Il Premio annuncia inoltre il vincitore della Menzione Speciale al “Film Nascosto” che quest’anno andrà a “Fiume o Morte!” di Igor Bezinovic. La menzione è un riconoscimento speciale che testimonia il valore dell’opera e l’importanza di riportarla al pubblico nelle sale cinematografiche. Il film di Bezinovic, una co-produzione croata, slovena e italiana è del resto reduce del massimo riconoscimento europeo come vincitore nella categoria documentari agli European Film Awards.
Dal 9 all’11 aprile al Cinema Odeon di Vicenza, sede del Premio, sarà possibile rivedere in sala i film finalisti. Domenica 12 alle 10.30 toccherà alla proiezione del film vincitore della Menzione Speciale “Fiume o Morte!” mentre alle 20.30 si terrà la cerimonia di premiazione alla presenza della Giuria e dei vincitori di questa edizione.

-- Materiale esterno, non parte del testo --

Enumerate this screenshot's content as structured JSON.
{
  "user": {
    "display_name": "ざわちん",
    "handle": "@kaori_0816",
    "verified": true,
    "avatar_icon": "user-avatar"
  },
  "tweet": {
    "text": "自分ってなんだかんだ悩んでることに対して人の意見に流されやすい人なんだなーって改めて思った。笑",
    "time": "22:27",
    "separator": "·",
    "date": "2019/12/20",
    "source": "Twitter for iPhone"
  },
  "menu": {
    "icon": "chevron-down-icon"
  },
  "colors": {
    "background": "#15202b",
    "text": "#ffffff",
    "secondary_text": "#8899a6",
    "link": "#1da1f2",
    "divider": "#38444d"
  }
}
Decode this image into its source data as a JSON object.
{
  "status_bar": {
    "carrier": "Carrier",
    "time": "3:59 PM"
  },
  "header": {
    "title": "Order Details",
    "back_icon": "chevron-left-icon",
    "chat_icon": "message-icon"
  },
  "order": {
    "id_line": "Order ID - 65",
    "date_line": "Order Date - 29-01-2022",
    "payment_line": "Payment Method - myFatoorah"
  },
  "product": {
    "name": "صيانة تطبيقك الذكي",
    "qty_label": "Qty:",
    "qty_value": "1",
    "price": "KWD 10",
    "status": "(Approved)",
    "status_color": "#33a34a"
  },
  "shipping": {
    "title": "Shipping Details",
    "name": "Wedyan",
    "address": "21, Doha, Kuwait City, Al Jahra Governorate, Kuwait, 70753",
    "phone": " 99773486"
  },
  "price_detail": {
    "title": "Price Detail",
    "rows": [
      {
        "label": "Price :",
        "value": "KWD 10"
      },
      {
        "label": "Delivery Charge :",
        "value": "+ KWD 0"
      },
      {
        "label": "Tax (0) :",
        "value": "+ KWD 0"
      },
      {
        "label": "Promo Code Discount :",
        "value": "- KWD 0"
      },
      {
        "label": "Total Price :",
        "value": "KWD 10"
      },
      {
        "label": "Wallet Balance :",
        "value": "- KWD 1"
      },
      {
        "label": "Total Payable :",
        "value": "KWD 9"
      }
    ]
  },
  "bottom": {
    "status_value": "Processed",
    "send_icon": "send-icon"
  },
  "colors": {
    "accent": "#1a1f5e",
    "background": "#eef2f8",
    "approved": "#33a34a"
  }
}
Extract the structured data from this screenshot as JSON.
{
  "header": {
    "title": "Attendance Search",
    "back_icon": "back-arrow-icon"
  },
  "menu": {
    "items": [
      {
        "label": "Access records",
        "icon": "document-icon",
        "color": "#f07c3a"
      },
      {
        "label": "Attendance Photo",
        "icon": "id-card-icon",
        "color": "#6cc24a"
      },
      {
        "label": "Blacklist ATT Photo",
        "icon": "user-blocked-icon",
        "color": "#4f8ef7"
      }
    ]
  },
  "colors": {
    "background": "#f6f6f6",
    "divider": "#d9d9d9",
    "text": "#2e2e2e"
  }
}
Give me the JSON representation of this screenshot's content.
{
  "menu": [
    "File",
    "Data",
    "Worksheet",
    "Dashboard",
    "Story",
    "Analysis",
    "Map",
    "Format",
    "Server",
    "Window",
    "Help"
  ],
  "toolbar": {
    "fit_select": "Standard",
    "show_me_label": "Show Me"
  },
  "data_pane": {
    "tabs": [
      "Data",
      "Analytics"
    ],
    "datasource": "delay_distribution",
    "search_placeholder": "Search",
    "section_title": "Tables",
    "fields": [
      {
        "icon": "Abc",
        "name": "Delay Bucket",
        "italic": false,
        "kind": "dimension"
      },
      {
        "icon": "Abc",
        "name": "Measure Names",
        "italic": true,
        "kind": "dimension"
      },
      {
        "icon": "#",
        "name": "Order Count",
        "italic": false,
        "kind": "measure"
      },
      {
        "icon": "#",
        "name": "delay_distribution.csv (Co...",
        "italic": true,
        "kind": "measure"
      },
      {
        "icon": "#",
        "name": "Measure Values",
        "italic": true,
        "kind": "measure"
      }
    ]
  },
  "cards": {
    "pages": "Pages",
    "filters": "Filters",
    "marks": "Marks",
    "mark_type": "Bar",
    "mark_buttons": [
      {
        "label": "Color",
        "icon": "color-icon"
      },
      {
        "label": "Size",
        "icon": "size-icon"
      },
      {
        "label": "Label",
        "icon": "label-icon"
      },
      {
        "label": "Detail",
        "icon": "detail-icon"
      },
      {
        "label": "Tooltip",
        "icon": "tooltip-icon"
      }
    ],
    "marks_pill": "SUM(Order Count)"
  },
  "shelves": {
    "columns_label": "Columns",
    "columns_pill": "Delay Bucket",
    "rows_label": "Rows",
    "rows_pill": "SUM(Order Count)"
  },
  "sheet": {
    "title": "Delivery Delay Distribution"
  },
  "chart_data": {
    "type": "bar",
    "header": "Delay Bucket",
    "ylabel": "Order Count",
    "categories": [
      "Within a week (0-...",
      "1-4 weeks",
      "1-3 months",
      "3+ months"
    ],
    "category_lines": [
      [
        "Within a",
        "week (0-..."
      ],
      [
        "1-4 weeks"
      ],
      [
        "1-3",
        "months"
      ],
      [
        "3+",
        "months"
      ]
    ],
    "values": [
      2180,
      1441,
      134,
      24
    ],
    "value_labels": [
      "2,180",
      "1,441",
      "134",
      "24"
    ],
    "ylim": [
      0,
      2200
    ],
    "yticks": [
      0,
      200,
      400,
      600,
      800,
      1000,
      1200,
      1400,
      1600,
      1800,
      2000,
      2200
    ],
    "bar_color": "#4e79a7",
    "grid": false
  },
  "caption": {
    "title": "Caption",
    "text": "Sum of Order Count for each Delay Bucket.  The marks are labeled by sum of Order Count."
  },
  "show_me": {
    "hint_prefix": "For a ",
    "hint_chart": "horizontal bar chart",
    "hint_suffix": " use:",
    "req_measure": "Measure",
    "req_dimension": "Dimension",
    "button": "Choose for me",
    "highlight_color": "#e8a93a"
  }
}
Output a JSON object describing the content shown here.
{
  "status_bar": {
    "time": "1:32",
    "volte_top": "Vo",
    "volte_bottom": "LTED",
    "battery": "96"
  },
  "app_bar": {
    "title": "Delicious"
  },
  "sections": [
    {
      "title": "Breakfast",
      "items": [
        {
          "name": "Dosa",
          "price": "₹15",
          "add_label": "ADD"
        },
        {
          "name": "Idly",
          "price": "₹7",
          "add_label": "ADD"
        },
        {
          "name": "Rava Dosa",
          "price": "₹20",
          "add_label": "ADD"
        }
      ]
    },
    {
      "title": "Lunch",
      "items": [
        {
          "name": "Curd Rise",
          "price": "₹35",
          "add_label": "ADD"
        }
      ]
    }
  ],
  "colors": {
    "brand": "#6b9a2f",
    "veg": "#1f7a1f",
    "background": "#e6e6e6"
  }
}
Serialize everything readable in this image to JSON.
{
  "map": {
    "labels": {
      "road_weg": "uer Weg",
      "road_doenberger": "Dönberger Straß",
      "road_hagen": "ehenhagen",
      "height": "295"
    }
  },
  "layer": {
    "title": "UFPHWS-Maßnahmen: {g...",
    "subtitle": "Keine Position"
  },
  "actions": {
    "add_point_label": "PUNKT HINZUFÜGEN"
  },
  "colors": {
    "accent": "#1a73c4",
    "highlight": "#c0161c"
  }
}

Protagonista della serata, condotta dal giornalista e critico di Cinematografo Federico Pontiggia, sarà anche Gianni Di Gregorio (Pranzo di Ferragosto, Lontano lontano, Come ti muovi sbagli) a cui va un riconoscimento che racchiude il senso del Premio Mazzacurati: Il Premio al Personaggio d’Onore per aver costruito un personaggio unico e universale che attraversa i film che abita con ironia e malinconia. Un personaggio che, con la sua mitezza, si impone con forza e rimane impresso come se avesse una vita propria anche al di fuori delle storie dove lo incontriamo al cinema.
La serata del 12 aprile sarà aperta da Natalino Balasso, l’attore e autore di cinema, teatro e televisione, sarà infatti ospite speciale della Terza Edizione del Premio.
Il Premio Carlo Mazzacurati ha un approccio indipendente verso i personaggi cinematografici che nascono da un’ispirazione artistica pura, non necessariamente protagonisti, ma figure che rimangono credibili nel loro insieme, dando la stessa importanza all’idea, alla scrittura, al casting, alla direzione, all’interpretazione fino ai costumi e il trucco. La menzione speciale al Film Nascosto vuole invece individuare il film italiano che più degli altri avrebbe meritato maggiore diffusione e attenzione.
Il Premio al Miglior Personaggio consiste in una speciale targa in pietra di Vicenza con l’illustrazione originale che rappresenta il Premio, opera dell’artista Lorenzo Mattotti, mentre la menzione al Film Nascosto, oltre al riconoscimento materiale, si propone di riportare il lungometraggio al pubblico con sale e arene d’essai che collaborano con il Premio, alla presenza del regista.